Gander September 11

September 14, 2011 by USA Post 

Gander September 11Gander September 11, Little Gander, NL, become high praise Thursday at the anniversary summit of prestige 9.11 in Washington, DC  With 10,000 inhabitants, who joined together to house and feed 6,500 passengers stranded for several days after U.S. airspace was closed in the hours following the terrorist attacks of September 11, 2001, will receive the International Award of the Center for Resistance National Policy.

“The story is amazing.
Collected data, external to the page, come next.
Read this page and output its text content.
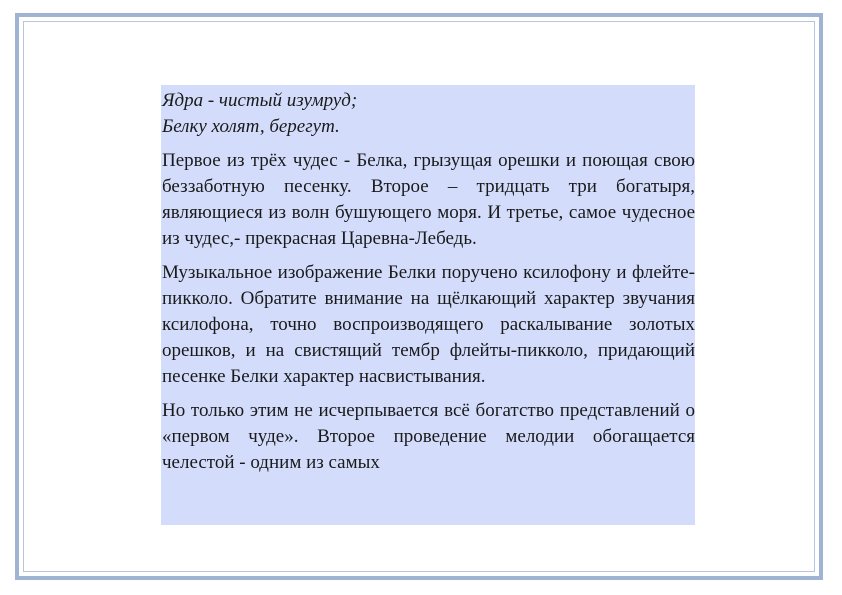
Ядра - чистый изумруд;

Белку холят, берегут.

Первое из трёх чудес - Белка, грызущая орешки и поющая свою беззаботную песенку. Второе – тридцать три богатыря, являющиеся из волн бушующего моря. И третье, самое чудесное из чудес,- прекрасная Царевна-Лебедь.

Музыкальное изображение Белки поручено ксилофону и флейте-пикколо. Обратите внимание на щёлкающий характер звучания ксилофона, точно воспроизводящего раскалывание золотых орешков, и на свистящий тембр флейты-пикколо, придающий песенке Белки характер насвистывания.

Но только этим не исчерпывается всё богатство представлений о «первом чуде». Второе проведение мелодии обогащается челестой - одним из самых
The common people, with literally no notice at home took 6500 passengers who had not met the need at a time of crisis,” said Scott Bates, vice-center president.

“For us, this is a moment of heroism in the community,” said Bates. “It’s something we want to present to people in the United States recalled what Canada did for us and also, perhaps more importantly, how Gander is an example of how communities in North America must respond in a time of crisis.
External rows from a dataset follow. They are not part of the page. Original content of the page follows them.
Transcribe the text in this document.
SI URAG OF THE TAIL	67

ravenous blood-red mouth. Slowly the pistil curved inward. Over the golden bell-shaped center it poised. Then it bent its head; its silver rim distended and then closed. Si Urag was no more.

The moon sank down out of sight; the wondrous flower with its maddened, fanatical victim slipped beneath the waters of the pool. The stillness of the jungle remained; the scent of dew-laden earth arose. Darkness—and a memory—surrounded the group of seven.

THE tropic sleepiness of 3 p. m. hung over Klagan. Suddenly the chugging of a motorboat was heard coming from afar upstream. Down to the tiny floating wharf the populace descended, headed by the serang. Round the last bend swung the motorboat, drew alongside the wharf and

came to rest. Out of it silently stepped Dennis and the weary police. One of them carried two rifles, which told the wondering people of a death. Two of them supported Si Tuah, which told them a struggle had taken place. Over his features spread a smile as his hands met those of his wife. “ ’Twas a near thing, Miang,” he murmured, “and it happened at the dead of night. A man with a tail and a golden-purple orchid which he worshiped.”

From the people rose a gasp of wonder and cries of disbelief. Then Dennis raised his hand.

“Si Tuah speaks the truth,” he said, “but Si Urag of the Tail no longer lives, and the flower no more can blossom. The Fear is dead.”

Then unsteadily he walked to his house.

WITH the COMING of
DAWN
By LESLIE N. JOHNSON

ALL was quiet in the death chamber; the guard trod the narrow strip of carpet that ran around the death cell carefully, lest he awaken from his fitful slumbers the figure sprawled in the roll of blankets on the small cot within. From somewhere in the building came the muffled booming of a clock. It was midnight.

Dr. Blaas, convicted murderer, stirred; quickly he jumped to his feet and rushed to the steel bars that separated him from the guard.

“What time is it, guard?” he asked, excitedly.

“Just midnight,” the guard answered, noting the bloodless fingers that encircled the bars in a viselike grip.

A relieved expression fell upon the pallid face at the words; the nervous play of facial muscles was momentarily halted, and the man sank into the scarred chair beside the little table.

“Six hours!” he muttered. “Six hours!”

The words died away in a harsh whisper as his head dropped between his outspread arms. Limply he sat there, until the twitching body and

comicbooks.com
“Instead of coming apart, they came together.”

Zane Tucker, Gander deputy mayor, said that the people are honored by the recognition of his efforts 10 years ago.

“I did not for recognition, or thanks or praise, but it is humiliating that people still remember what he did 10 years later Gander” he said from Gander Wednesday. “One thing that Newfoundland and Labradorians are known for is its generous hospitality. What happened in Gander 10 years ago just one example of the spirit that we have a province.”

Gander has been given two pieces of twisted steel from the rubble of the World Trade Center in recognition of the courageous efforts of the city as a result of 9.11. The second part arrived Wednesday, and Tucker said the twisted steel is in the aviation museum in the city as part of the screen 11.9.

Defence Minister Peter MacKay is also expected to give a speech at the summit in Washington on Thursday.

In the hours following the 9-11 terrorist attacks, some 38 transatlantic flights were diverted to Gander. Newfoundland took in nearly half of all flights diverted to Canada from destinations in the U.S. North America, when airspace was closed on September 11, 2001.